Óxido nitroso: Sua ação tem rápido início e recuperação. No entanto, possui potência pequena. Nunca deve ser administrado como 100% do gás inspirado, porque o paciente necessita respirar oxigênio. Não é utilizado propriamente como anestésico, mas sim como um adjunto de anestésicos voláteis, permitindo que esses sejam usados em menor concentração. Outro ponto é que ele tende a entrar nas cavidades gasosas, fazendo com que essas se expandam, o que pode levar ao quadro de pneumotórax ou embolismo vascular. A exposição prolongada ao óxido nitroso também pode levar à depressão da medula óssea, que pode ocasionar anemia e leucopenia. *Também pode causar efeitos teratogênicos se inalados por gestantes. 
OBS: Halotano > Enflurano > Isoflurano > Sevofluranos > Desflurano. 
ANESTÉSICOS INTRAVENOSOS: Os intravenosos, como os barbitúricos, permitem indução rápida.

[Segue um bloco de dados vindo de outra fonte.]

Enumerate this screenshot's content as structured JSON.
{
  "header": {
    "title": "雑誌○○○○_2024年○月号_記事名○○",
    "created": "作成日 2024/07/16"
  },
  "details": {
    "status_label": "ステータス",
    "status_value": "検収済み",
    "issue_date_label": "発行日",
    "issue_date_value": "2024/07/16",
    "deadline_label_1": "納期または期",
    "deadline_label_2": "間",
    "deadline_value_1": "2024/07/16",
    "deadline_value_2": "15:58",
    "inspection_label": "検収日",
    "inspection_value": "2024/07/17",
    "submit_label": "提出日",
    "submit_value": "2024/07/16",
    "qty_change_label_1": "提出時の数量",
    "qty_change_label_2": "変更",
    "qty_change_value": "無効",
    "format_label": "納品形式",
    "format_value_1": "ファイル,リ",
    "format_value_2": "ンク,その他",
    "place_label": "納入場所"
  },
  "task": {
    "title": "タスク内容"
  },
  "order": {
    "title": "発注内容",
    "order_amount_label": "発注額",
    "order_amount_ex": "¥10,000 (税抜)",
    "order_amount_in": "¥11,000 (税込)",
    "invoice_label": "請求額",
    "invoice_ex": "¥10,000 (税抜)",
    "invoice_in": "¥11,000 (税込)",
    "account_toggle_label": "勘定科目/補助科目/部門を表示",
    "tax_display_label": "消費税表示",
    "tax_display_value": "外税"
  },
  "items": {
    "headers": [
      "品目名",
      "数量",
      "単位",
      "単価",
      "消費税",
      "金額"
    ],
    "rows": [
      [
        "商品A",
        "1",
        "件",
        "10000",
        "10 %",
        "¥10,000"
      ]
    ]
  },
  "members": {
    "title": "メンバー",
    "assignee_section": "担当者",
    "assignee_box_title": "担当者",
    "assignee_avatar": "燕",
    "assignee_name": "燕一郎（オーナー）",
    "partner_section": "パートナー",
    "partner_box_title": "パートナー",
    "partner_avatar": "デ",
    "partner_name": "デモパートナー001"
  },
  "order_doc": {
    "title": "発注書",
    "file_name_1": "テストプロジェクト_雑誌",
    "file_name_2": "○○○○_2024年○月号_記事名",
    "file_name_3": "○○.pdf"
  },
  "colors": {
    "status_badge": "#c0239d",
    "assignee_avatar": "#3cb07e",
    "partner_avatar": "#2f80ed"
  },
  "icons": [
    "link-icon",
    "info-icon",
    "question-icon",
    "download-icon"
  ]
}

No entanto, como não-voláteis, não podem ser removidos do corpo por ventilação e, assim, deve haver bastante cuidado durante sua administração. O metabolismo e a excreção reduzem lentamente os níveis do fármaco no corpo, devendo haver diálise se necessária remoção rápida. 
Uso combinado de anestésicos e outros fármacos: Em cirurgias complexas, uma gama de fármacos é administrada em diferentes tempos, no decorrer do procedimento. Esses podem incluir pré-medicação sedativa ou ansiolítica (benzodiazepínicos); opioide analgésico perioperatório; anestésico inalatório para manutenção da anestesia durante a cirurgia; agente bloqueador neuromuscular apropriado; agente antiemético; e um antagonista muscarínico para prevenir ou tratar bradicardia ou para reduzir secreções brônquicas ou salivares. Próximo ao final do procedimento, usa-se um anticolinesterásico para reverter o bloqueio neuromuscular e analgésicos para alívio da dor pós-operatória. Essas combinações evitam longos períodos de semiconsciência e permitem que a cirurgia seja realizada sem depressão cardiorrespiratória inadequada.